77. Referring to this responsibility in an important passage in Evangelium Vitae, Pope John Paul II wrote: “As one called to till and look after the garden of the world (cf. Gen 2:15), man has a specific responsibility towards the environment in which he lives, towards the creation which God has put at the service of his personal dignity. It is the ecological question – ranging from the preservation of the natural habitats of the different species of animals and other forms to “human ecology” properly speaking – which one finds in the Bible a clear and strong ethical direction leading to a solution which respects the great good of life, of every life….When it comes to the natural world, we are subject not only to biological laws but also to moral ones, which cannot be violated with impunity” (42).
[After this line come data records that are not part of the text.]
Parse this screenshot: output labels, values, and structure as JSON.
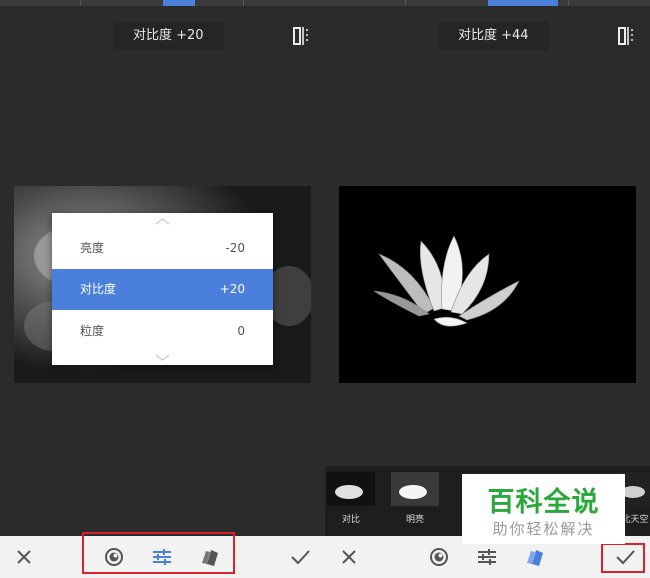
{
  "left_panel": {
    "adjustment_chip": "对比度 +20",
    "menu": {
      "items": [
        {
          "label": "亮度",
          "value": "-20"
        },
        {
          "label": "对比度",
          "value": "+20"
        },
        {
          "label": "粒度",
          "value": "0"
        }
      ],
      "selected_index": 1
    }
  },
  "right_panel": {
    "adjustment_chip": "对比度 +44",
    "styles": [
      {
        "label": "对比"
      },
      {
        "label": "明亮"
      },
      {
        "label": "北天空"
      }
    ]
  },
  "bottom_icons": [
    "close-icon",
    "preset-icon",
    "tune-icon",
    "styles-icon",
    "check-icon"
  ],
  "watermark": {
    "title": "百科全说",
    "subtitle": "助你轻松解决"
  },
  "colors": {
    "accent": "#4a7fdc",
    "highlight_box": "#d9232c",
    "watermark_green": "#2aa83b"
  }
}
78. In the end, we must note that theology will not be able to provide us with a technical recipe for the resolution of the ecological crisis, but, as we have seen, it can help us to see our natural environment as God sees it, as the space of personal communion in which human beings, created in the image of God, must seek communion with one another and the final perfection of the visible universe.

79. This responsibility extends to the animal world. Animals are the creatures of God, and, according to the Scriptures, he surrounds them with his providential care (Mt 6:26). Human beings should accept them with gratitude and, even adopting a eucharistic attitude with regard to every element of creation, to give thanks to God for them. By their very existence the animals bless God and give him glory: “Bless the Lord, all you birds of the air. All you beasts, wild and tame, bless the Lord” (Dn 3:80-81). In addition, the harmony which man must establish, or restore, in the whole of creation includes his relationship to the animals. When Christ comes in his glory, he will “recapitulate” the whole of creation in an eschatological and definitive moment of harmony.

80. Nonetheless, there is an ontological difference between human beings and animals because only man is created in the image of God and God has given him sovereignty over the animal world (Gen. 1:26,28; Gen. 2: 19-20). Reflecting the Christian tradition about a just use of the animals, the Catechism of the Catholic Church affirms: “God entrusted animals to the stewardship of those whom he created in his own image. Hence it is legitimate to use animals for food and clothing. They may be domesticated to help man in his work and leisure” (2417). This passage also recalls the legitimate use of animals for medical and scientific experimentation, but always recognizing that it is "contrary to human dignity to cause animals to suffer needlessly" (2418). Thus, any use of animals must always be guided by the principles already articulated: human sovereignty over the animal world is essentially a stewardship for which human beings must give an account to God who is the lord of creation in the truest sense.